I'd appreciate the thoughts of you!
The bankroll would be 100€.
1)
I'd bet 1€.
If I lose my bankroll would become 99€ and I'd start a new bet with 1€.
If I'd win, I wouldn't add the won dollar to my bankroll, but bet 2€. (bankroll still at 99€, 1€ of original bet and the 1€ won)
2)
If this 2nd bet is a loss, I'd start with an 1€ bet (and 99€ bankroll) again.
If the 2nd bet is a win (4€ now), I'd put 1€ into my bankroll (now 100€) and bet the other 3€.
3)
If the 3rd bet is a loss, I'd start with 1$ again (bankroll 100€).
If the 3rd bet is a win (6€ now), I'd put 2€ into my bankroll (now 102€) and bet the other 4€.
4)
If the 4th bet is a loss, I'd start with 1$ again (bankroll 102€).
If the 4th bet is a win (8€ now), I'd put 3€ into my bankroll (now 105€) and bet the other 5€.
5)
If the 5th bet is a loss, I'd start with 1€ again (bankroll 105€).

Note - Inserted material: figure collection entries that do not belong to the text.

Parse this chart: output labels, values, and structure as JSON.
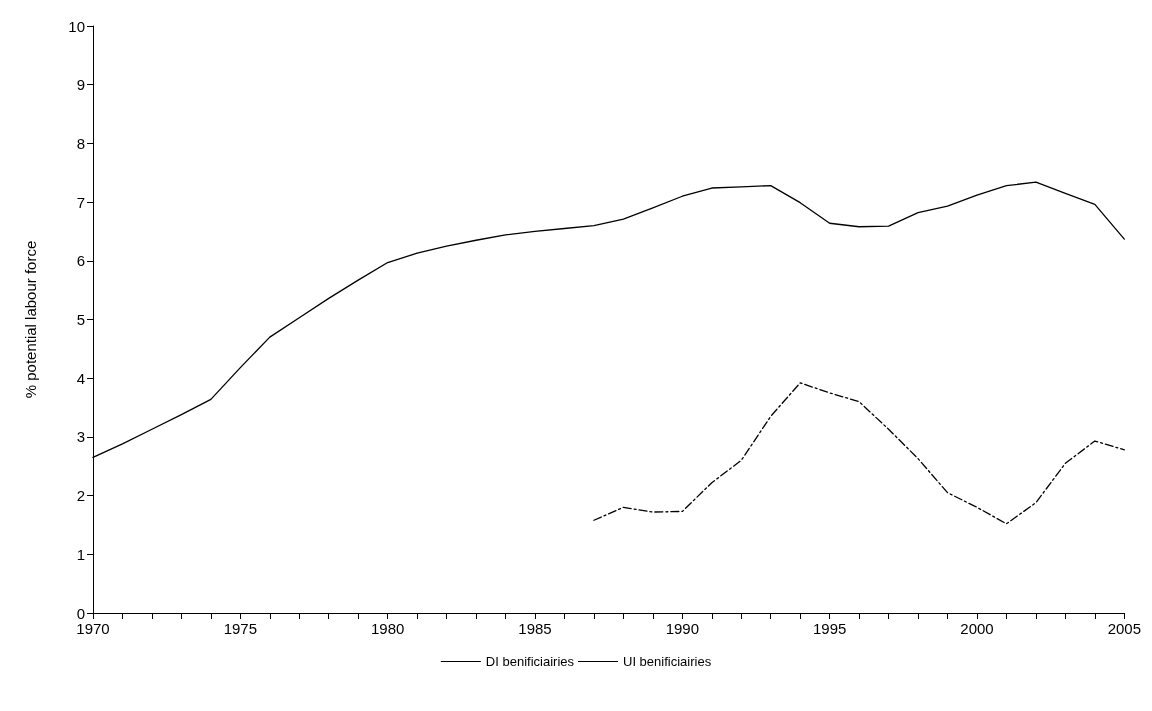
{
  "chart_data": {
    "type": "line",
    "ylabel": "% potential labour force",
    "xlim": [
      1970,
      2005
    ],
    "ylim": [
      0,
      10
    ],
    "xticks": [
      1970,
      {
        "value": 1971,
        "label": null
      },
      {
        "value": 1972,
        "label": null
      },
      {
        "value": 1973,
        "label": null
      },
      {
        "value": 1974,
        "label": null
      },
      1975,
      {
        "value": 1976,
        "label": null
      },
      {
        "value": 1977,
        "label": null
      },
      {
        "value": 1978,
        "label": null
      },
      {
        "value": 1979,
        "label": null
      },
      1980,
      {
        "value": 1981,
        "label": null
      },
      {
        "value": 1982,
        "label": null
      },
      {
        "value": 1983,
        "label": null
      },
      {
        "value": 1984,
        "label": null
      },
      1985,
      {
        "value": 1986,
        "label": null
      },
      {
        "value": 1987,
        "label": null
      },
      {
        "value": 1988,
        "label": null
      },
      {
        "value": 1989,
        "label": null
      },
      1990,
      {
        "value": 1991,
        "label": null
      },
      {
        "value": 1992,
        "label": null
      },
      {
        "value": 1993,
        "label": null
      },
      {
        "value": 1994,
        "label": null
      },
      1995,
      {
        "value": 1996,
        "label": null
      },
      {
        "value": 1997,
        "label": null
      },
      {
        "value": 1998,
        "label": null
      },
      {
        "value": 1999,
        "label": null
      },
      2000,
      {
        "value": 2001,
        "label": null
      },
      {
        "value": 2002,
        "label": null
      },
      {
        "value": 2003,
        "label": null
      },
      {
        "value": 2004,
        "label": null
      },
      2005
    ],
    "yticks": [
      0,
      1,
      2,
      3,
      4,
      5,
      6,
      7,
      8,
      9,
      10
    ],
    "grid": false,
    "legend": "bottom",
    "marker": "none",
    "series": [
      {
        "name": "DI benificiairies",
        "color": "#000000",
        "line_style": "solid",
        "x": [
          1970,
          1971,
          1972,
          1973,
          1974,
          1975,
          1976,
          1977,
          1978,
          1979,
          1980,
          1981,
          1982,
          1983,
          1984,
          1985,
          1986,
          1987,
          1988,
          1989,
          1990,
          1991,
          1992,
          1993,
          1994,
          1995,
          1996,
          1997,
          1998,
          1999,
          2000,
          2001,
          2002,
          2003,
          2004,
          2005
        ],
        "values": [
          2.65,
          2.88,
          3.13,
          3.38,
          3.64,
          4.18,
          4.7,
          5.03,
          5.36,
          5.67,
          5.97,
          6.13,
          6.25,
          6.35,
          6.44,
          6.5,
          6.55,
          6.6,
          6.71,
          6.9,
          7.1,
          7.24,
          7.26,
          7.28,
          6.99,
          6.64,
          6.58,
          6.59,
          6.82,
          6.93,
          7.12,
          7.28,
          7.34,
          7.15,
          6.96,
          6.37
        ]
      },
      {
        "name": "UI benificiairies",
        "color": "#000000",
        "line_style": "dashed",
        "x": [
          1987,
          1988,
          1989,
          1990,
          1991,
          1992,
          1993,
          1994,
          1995,
          1996,
          1997,
          1998,
          1999,
          2000,
          2001,
          2002,
          2003,
          2004,
          2005
        ],
        "values": [
          1.58,
          1.8,
          1.72,
          1.73,
          2.22,
          2.6,
          3.35,
          3.92,
          3.75,
          3.6,
          3.13,
          2.63,
          2.05,
          1.8,
          1.52,
          1.88,
          2.55,
          2.93,
          2.78
        ]
      }
    ]
  }
}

If the 5th bet is a win (10€ now), I'd put 4€ into my bankroll (now 109€) and bet the other 6€.
.... ....
and so on
I am not sure how I could explain my (simple) thought process better in english or math.
A win streak of 5 would make be enough to cover 9 losses.
But on the other side I'd need need at least 2 wins to get break even, 3 wins for profit. Everytime I only win once, I'd bleed money.
So I wonder what would be the expected value after 100 / 1000 tosses.
I'd appreciate any thoughts on this!
Have a nice day!
Tracking what happens up until your first loss, if it occurs on the first or second toss (probability $\frac34$) you have a bankroll of $99.$ If it's the third toss (probability $\frac18$) your bankroll is $100,$ if it's the fourth toss (probability $\frac1{16}$) your bankroll is $102$ (you seem to have made a small mistake here, $100 + 2 = 102,$ not $103$).
Your expected bankroll is $$ \frac34 (99) + \frac18 (100) + \frac1{16}(102) + \frac1{32}(105) + \frac1{64}(109) + \cdots = 99 + \frac18 + \frac{3}{16} + \frac{6}{32} + \frac{10}{64} + \cdots. $$
If you work this out as an infinite sum, it's $100.$ Since you want to limit play to $100$ or $1000$ tosses, however, you have only a finite sum, with a larger-than usual last term (because you have to put all your winnings in the bankroll) in place of the infinite tail. If you work this out carefully you should find that it still comes out to $100,$ since all your bets (regardless of timing or size) have zero expected value.